通过办理持久授权书公证,客户可提前授权子女或信任的人,赋予其资产安排的具体权限与范围,例如授权某一子女在特定情形下出售股权,或授权其代为行使名下股权的表决权等。这一经公证的表决权授权,可以有效避免因为创始人失能导致公司无法做出股东会、董事会决议,导致公司错失商业机会或陷入治理僵局。当然,不经公证的表决权委托书也有法律效力,但是针对公司小股东、其他亲属届时可能的质疑,更严谨且更具预防性的安排,是最好做个公证。
该公证事项目前在实务中比较少见,具体需要提交何种材料和公证费用,以咨询公证处的结果为准。
适用人群:无子女赡养、子女不在身边,或子女无能力赡养的老年人,附条件赠与遗产的场景。
根据《民法典》第一千一百五十八条“自然人可以与继承人以外的组织或者个人签订遗赠扶养协议。按照协议,该组织或者个人承担该自然人生养死葬的义务,享有受遗赠的权利”,遗赠扶养协议是一种特殊的遗赠形式,其核心特征是“双向义务”——扶养人需先履行对被扶养人的“生养死葬”义务,方可在被扶养人死亡后,依法取得约定的遗产;若扶养人未履行义务,将丧失受遗赠权。
为了保障双方的权利,证明协议关系的存在,以便届时排除法定继承人或遗产管理人的挑战和质疑,双方可以选择对该协议进行公证。在承办此类公证时,公证处会从两方面严格把控:一方面审查扶养方的履约能力,例如扶养方是否拥有稳定收入、能否保障老人晚年生活;另一方面,会将扶养方需履行的义务细化明确,如每周探望次数、日常照料标准、医疗护理责任等,从法律层面杜绝“拿了财产不办事”的情况,真正实现“老有所养”。

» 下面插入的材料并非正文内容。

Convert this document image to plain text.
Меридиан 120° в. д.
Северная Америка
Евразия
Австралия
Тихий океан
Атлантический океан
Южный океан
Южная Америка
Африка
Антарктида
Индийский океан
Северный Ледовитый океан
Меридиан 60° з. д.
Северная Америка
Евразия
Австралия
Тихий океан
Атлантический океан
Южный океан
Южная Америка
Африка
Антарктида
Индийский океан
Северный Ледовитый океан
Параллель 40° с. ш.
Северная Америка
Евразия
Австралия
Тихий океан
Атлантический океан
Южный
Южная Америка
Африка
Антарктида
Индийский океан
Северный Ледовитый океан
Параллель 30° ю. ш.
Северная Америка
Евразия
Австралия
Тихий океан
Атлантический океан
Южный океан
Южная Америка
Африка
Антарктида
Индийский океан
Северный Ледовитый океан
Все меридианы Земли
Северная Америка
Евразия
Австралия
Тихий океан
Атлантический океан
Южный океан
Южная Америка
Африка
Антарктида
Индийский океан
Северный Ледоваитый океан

实务中,遗赠扶养协议在执行中容易发生两方面问题,一个是遗赠人失信,通过生前处置等行为,享受了扶养而不履行“遗赠”义务;另一个是扶养人没有履行“扶养”义务,却要求过户受赠遗产。为了避免这个风险,一方面老人可以委托法律顾问监督对方的履职行为;另一方面,完全可以用家庭服务信托或家族信托来取代“遗赠扶养协议”这一有点老派的安排,通过受托人、保护人的介入,确保受益人在严格履行照护义务后,实现信托的受益权,也避免被照顾一方无故失信的行为。
所以,律师在为客户服务时不是被动迎合客户需求、简单起草文件+公证了之,而是帮客户分析各种法律关系、法律工具的利弊,帮客户创设最适合的、动态可调的养老安排。
从婚姻风险防范、养老规划安排,到身后的遗产有序传承,公证服务早已成为婚姻家事领域法律服务的“战友”;而公证处不断延伸的新角色,更为家事人身与财产事务全景规划提供了更多的流程衔接,促使当事人从家事繁琐程序中从“碰壁”到“破壁”。
未来,随着律师与公证处的深度协作——律师负责方案设计与法律争议解决,公证处负责证据固定与流程公信力监督,必将带来私人财富、婚姻家庭社会服务能力的便利与创新。